・・・ ぶどう・ぶだう・葡萄 ・・・
スーパーの果実売り場はすでに秋。紫や薄うす紅、緑などの葡萄が並んでいる。まるで詩歌が並ぶように。葡萄はつる性落葉低木、木からその房をもぎ取り食べる愉しさ。いま歩いている道のかなたは山梨県の、葡萄の園があるかもしれない。葡萄の名歌は多い。岩波現代短歌辞典には「葡萄」の項目があり、2頁にわたり穂村弘が解説している。

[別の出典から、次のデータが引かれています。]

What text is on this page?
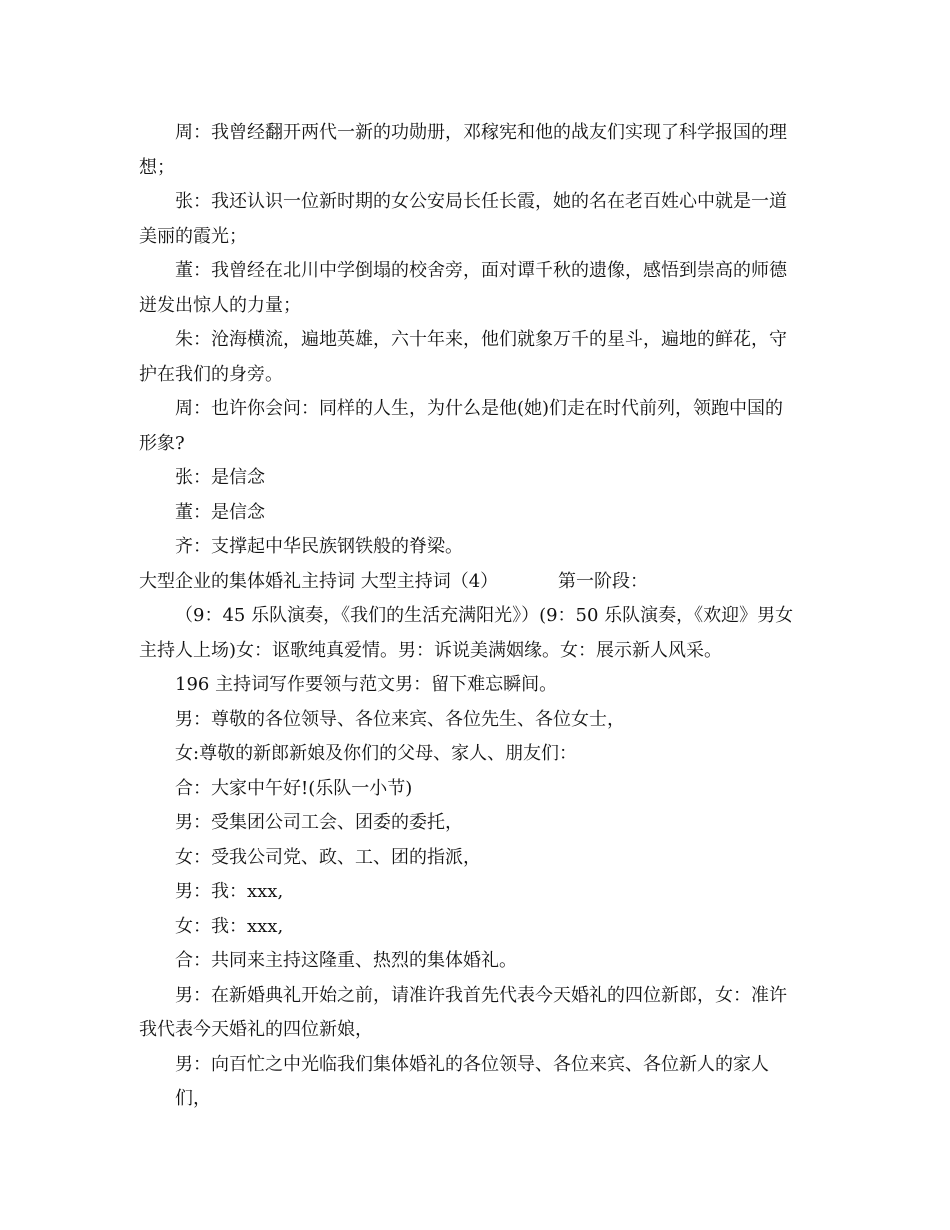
周：我曾经翻开两代一新的功勋册，邓稼宪和他的战友们实现了科学报国的理
想；
张：我还认识一位新时期的女公安局长任长霞，她的名在老百姓心中就是一道
美丽的霞光；
董：我曾经在北川中学倒塌的校舍旁，面对谭千秋的遗像，感悟到崇高的师德
迸发出惊人的力量；
朱：沧海横流，遍地英雄，六十年来，他们就象万千的星斗，遍地的鲜花，守
护在我们的身旁。
周：也许你会问：同样的人生，为什么是他(她)们走在时代前列，领跑中国的
形象?
张：是信念
董：是信念
齐：支撑起中华民族钢铁般的脊梁。
大型企业的集体婚礼主持词 大型主持词（4）	第一阶段：
（9：45 乐队演奏，《我们的生活充满阳光》）(9：50 乐队演奏，《欢迎》男女
主持人上场)女：讴歌纯真爱情。男：诉说美满姻缘。女：展示新人风采。
196 主持词写作要领与范文男：留下难忘瞬间。
男：尊敬的各位领导、各位来宾、各位先生、各位女士，
女:尊敬的新郎新娘及你们的父母、家人、朋友们：
合：大家中午好!(乐队一小节)
男：受集团公司工会、团委的委托，
女：受我公司党、政、工、团的指派，
男：我：xxx,
女：我：xxx,
合：共同来主持这隆重、热烈的集体婚礼。
男：在新婚典礼开始之前，请准许我首先代表今天婚礼的四位新郎，女：准许
我代表今天婚礼的四位新娘，
男：向百忙之中光临我们集体婚礼的各位领导、各位来宾、各位新人的家人
们，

✿ とびやすき葡萄の汁で汚すなかれ虐げられし少年の詩を 寺山修司
愛誦性富んだこの作品は語感の生々しさに比し抽象次元の出来事のように感覚される。
✿ 口中に一粒の葡萄を潰したりすなはちわが目ふと暗きかも 葛原妙子
生の根底に在る「不気味なもの」を直観してしまう。人間深部を直接照射する。
✿ 沈黙のわれに見よとぞ百房の黒き葡萄に雨ふりそそぐ 斉藤茂吉
重く激しい時間の流れによって支えられた「沈黙」の深さに打たれつつ、その詩的誠実さの なかに慰籍の透明感がたたえられている。

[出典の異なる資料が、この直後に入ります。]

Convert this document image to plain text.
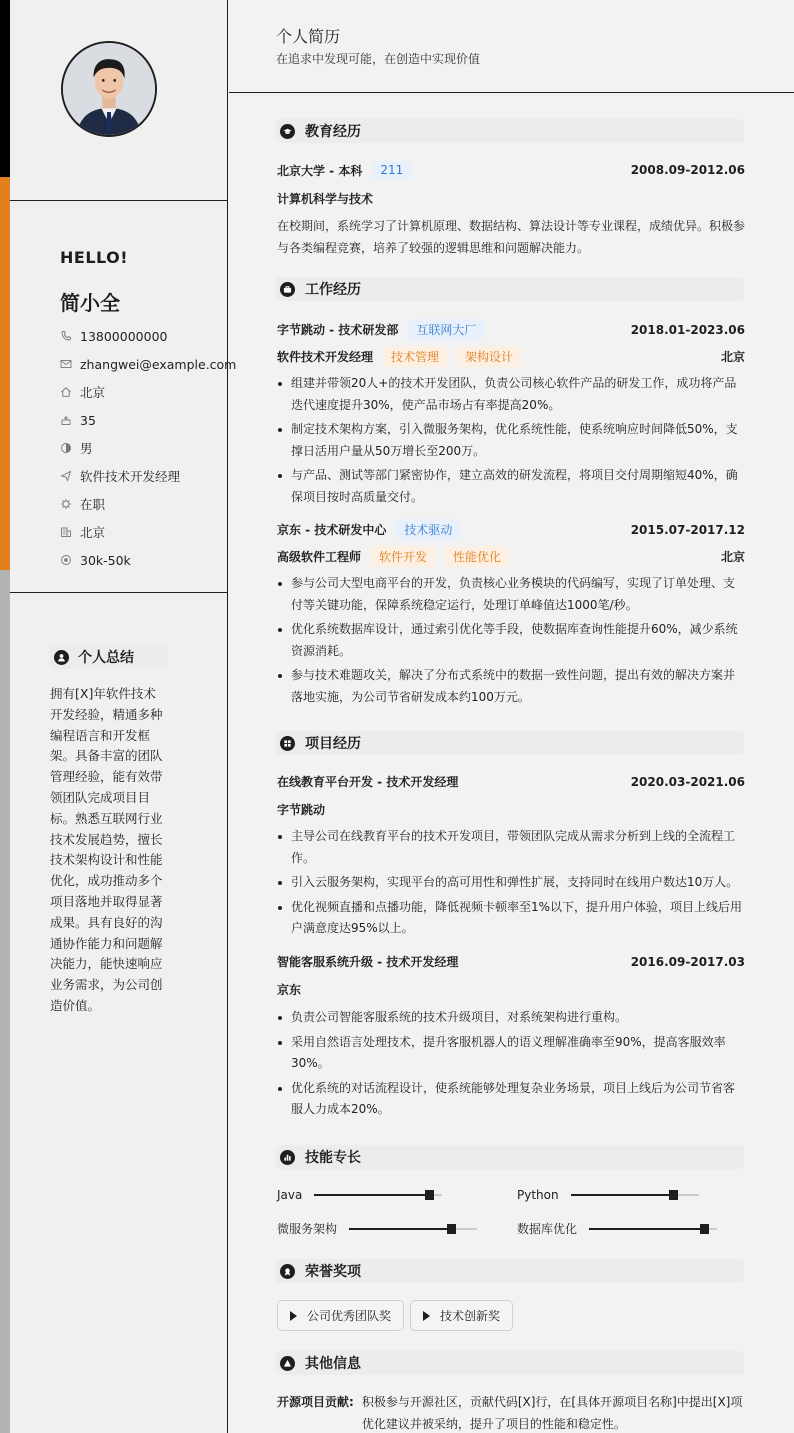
HELLO!
简小全
13800000000
zhangwei@example.com
北京
35
男
软件技术开发经理
在职
北京
30k-50k
个人总结
拥有[X]年软件技术开发经验，精通多种编程语言和开发框架。具备丰富的团队管理经验，能有效带领团队完成项目目标。熟悉互联网行业技术发展趋势，擅长技术架构设计和性能优化，成功推动多个项目落地并取得显著成果。具有良好的沟通协作能力和问题解决能力，能快速响应业务需求，为公司创造价值。
个人简历
在追求中发现可能，在创造中实现价值
教育经历
北京大学 - 本科	211	2008.09-2012.06
计算机科学与技术
在校期间，系统学习了计算机原理、数据结构、算法设计等专业课程，成绩优异。积极参与各类编程竞赛，培养了较强的逻辑思维和问题解决能力。
工作经历
字节跳动 - 技术研发部	互联网大厂	2018.01-2023.06
软件技术开发经理	技术管理	架构设计	北京
组建并带领20人+的技术开发团队，负责公司核心软件产品的研发工作，成功将产品迭代速度提升30%，使产品市场占有率提高20%。
制定技术架构方案，引入微服务架构，优化系统性能，使系统响应时间降低50%，支撑日活用户量从50万增长至200万。
与产品、测试等部门紧密协作，建立高效的研发流程，将项目交付周期缩短40%，确保项目按时高质量交付。
京东 - 技术研发中心	技术驱动	2015.07-2017.12
高级软件工程师	软件开发	性能优化	北京
参与公司大型电商平台的开发，负责核心业务模块的代码编写，实现了订单处理、支付等关键功能，保障系统稳定运行，处理订单峰值达1000笔/秒。
优化系统数据库设计，通过索引优化等手段，使数据库查询性能提升60%，减少系统资源消耗。
参与技术难题攻关，解决了分布式系统中的数据一致性问题，提出有效的解决方案并落地实施，为公司节省研发成本约100万元。
项目经历
在线教育平台开发 - 技术开发经理	2020.03-2021.06
字节跳动
主导公司在线教育平台的技术开发项目，带领团队完成从需求分析到上线的全流程工作。
引入云服务架构，实现平台的高可用性和弹性扩展，支持同时在线用户数达10万人。
优化视频直播和点播功能，降低视频卡顿率至1%以下，提升用户体验，项目上线后用户满意度达95%以上。
智能客服系统升级 - 技术开发经理	2016.09-2017.03
京东
负责公司智能客服系统的技术升级项目，对系统架构进行重构。
采用自然语言处理技术，提升客服机器人的语义理解准确率至90%，提高客服效率30%。
优化系统的对话流程设计，使系统能够处理复杂业务场景，项目上线后为公司节省客服人力成本20%。
技能专长
Java	Python
微服务架构	数据库优化
荣誉奖项
公司优秀团队奖	技术创新奖
其他信息
开源项目贡献: 积极参与开源社区，贡献代码[X]行，在[具体开源项目名称]中提出[X]项优化建议并被采纳，提升了项目的性能和稳定性。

✿ 食むべかる葡萄lを前にたまゆらのいのち惜しみて長し戦後は 島田修二
<葡萄>と<たまゆら>の響き方に効果をあげている。
✿ 黒葡萄しづくやみたり敗戦のかの日よりいく億のしらつゆ 塚本邦雄
<敗戦>という語の選択、さらに<黒葡萄>と<しらつゆ>の対比が効果をあげている。
以上の解説は15年前の穂村弘。かなりむづかしいですよ。37歳の穂村弘の解説は。
掲出の五首はみな「葡萄」の表記だが「ぶどう」「ぶだう」なども多い。